Eliane, adhérente
Pour les deux paysans de ma vie :
mon mari et mon fils, et tous ceux qui continuent à garder toute sa dignité et sa noblesse à cette profession si difficile mais toujours aussi belle.
LA TOUR DE VERRE
Jadis, le Seigneur, du haut des tours et donjons de son château,
Jalousement, veillait, nuit et jour, sur ses vassaux ;
Il dominait, asservissait, mais aussi protégeait
Ses sujets, pauvres manants, éternellement au labeur, attachés.
Aujourd'hui, les tours de granit crénelées sont anéanties,
Et Seigneurs et Dames trop bien parés, à jamais enfuis.
De ce passé brillant côté châtelains, et si dur côté terriens,
Œuvre de pierre et de papier subsistent, fidèles témoins.
Cher ami Paysan, ouvre grands tes yeux,
et ne te leurre plus,
Ce passé lointain, que tu crois bien révolu,
Il est bien toujours là, et terriblement vivant,
Et tu es toujours, de la société, le manant.
Regarde, écoute, observe et redresse ton échine ;
Courbé sur le sillon, même depuis tes belles machines,
Tu oublies de voir qui tire de ta marionnette les ficelles,
Pour mouvoir tes bras, tes jambes et même ta cervelle.
Cher ami Paysan, la tour de verre te guette sans
arrêt.
Tout là-haut, cachés en haut de leur minaret,
Ils épient tes faits et gestes, détectent tes faiblesses sans pitié,
Jaugent tes forces et ton potentiel, pour mieux les utiliser.
Si je n'avais le respect des mots, l'orthographe je referai
Et en lieu et place des Seigneurs, nobles et hardis,
C'est des Saigneurs dont il faut parler,
Car c'est ton sang, ton travail, ta vie, qui les nourrissent.
Regarde bien la tour de verre aujourd'hui
Pas de meurtrière, ni de fossé, ni de pont-levis,
Mais eux, de l'intérieur, sans cesse, te voient, t'observent, t'épient
Et sur leur peuple de manants, ils règnent comme jadis.

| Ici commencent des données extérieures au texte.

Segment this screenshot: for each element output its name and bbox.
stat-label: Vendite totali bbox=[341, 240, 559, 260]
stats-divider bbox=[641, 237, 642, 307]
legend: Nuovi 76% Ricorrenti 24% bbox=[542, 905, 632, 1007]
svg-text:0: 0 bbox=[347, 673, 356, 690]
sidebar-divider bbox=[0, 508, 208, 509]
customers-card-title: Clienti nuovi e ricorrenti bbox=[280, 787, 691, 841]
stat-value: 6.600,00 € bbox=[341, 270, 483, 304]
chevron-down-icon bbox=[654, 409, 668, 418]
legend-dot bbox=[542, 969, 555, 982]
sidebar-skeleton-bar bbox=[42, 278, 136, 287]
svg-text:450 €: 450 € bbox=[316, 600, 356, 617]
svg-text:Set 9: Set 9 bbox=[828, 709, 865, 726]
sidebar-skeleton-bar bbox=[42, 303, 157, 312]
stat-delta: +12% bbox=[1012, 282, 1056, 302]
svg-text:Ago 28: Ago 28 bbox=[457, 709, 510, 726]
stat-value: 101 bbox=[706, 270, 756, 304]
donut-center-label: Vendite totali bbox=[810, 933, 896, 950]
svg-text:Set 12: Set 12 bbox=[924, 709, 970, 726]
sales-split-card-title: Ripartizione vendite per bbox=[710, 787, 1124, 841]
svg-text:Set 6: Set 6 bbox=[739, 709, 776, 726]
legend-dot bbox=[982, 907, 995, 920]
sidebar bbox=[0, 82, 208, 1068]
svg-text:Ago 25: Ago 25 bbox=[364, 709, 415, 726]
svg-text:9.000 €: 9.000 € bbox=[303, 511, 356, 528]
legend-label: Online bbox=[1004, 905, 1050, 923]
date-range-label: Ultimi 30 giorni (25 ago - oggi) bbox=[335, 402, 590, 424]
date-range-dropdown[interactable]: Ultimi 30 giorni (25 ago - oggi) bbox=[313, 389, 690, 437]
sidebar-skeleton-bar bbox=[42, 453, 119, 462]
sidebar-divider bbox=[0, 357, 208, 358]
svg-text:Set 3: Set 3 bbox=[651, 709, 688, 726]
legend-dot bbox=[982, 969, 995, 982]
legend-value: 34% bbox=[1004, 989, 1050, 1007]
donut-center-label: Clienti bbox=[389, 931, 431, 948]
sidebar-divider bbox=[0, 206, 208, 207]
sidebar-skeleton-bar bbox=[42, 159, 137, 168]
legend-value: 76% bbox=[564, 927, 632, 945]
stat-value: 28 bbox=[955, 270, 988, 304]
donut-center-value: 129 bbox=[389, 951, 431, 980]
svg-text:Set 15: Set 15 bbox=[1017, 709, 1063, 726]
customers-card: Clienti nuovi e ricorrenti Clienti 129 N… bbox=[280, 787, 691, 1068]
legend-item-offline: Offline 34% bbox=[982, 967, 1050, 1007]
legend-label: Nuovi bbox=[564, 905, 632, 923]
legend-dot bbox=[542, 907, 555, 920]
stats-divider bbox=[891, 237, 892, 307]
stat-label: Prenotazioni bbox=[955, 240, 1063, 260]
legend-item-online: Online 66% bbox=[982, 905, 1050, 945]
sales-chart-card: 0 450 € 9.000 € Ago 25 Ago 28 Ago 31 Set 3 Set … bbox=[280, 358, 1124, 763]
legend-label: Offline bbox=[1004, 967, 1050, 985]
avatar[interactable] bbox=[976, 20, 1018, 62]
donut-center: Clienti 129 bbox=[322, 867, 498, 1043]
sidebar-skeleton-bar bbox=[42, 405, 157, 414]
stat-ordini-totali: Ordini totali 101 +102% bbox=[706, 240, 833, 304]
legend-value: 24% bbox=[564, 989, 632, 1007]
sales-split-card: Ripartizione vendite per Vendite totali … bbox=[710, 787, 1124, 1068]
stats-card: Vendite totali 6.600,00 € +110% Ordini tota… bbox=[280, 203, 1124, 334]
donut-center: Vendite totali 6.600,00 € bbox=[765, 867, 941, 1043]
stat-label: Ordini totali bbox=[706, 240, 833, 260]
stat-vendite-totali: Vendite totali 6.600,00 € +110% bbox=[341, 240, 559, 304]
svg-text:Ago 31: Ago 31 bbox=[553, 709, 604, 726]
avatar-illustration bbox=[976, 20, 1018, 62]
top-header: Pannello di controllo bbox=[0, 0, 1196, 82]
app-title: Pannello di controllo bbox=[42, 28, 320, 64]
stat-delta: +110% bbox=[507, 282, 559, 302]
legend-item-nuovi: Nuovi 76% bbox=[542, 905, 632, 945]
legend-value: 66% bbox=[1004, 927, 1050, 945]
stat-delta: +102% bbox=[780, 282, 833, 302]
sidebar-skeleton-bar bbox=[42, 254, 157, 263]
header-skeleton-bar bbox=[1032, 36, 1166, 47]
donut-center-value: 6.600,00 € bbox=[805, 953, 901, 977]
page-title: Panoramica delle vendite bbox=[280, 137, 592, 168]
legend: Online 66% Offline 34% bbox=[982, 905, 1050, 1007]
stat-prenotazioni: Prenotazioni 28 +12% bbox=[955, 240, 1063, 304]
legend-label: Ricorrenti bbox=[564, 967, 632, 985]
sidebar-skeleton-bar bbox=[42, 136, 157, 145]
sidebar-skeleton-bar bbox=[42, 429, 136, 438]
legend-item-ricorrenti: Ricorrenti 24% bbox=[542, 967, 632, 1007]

À vous tous serfs, ils jettent en pâture, dans vos sillons, quelques deniers,
Sous forme d'un meilleur contrat, ou d'un plus juteux marché,
Et en riant de là-haut, ils vous observent, vous estropient
Pour tenter de saisir un peu de cette manne inespérée.
Cher ami Paysan, relève la tête, sois fier et droit
Toi qui vis avec la pluie, le soleil, la nature,
Tu sais que tricher avec ces éléments tu n'as pas le droit ;
Ton amie c'est la glaise, et elle est restée pure.
Redresse-toi, relève-toi, trace ton sillon devant toi,
Même si tu n'as que les miettes de ce grand banquet des rois
Toute mon estime va pour toujours vers toi
La terre est propre, et le vrai noble, c'est toi.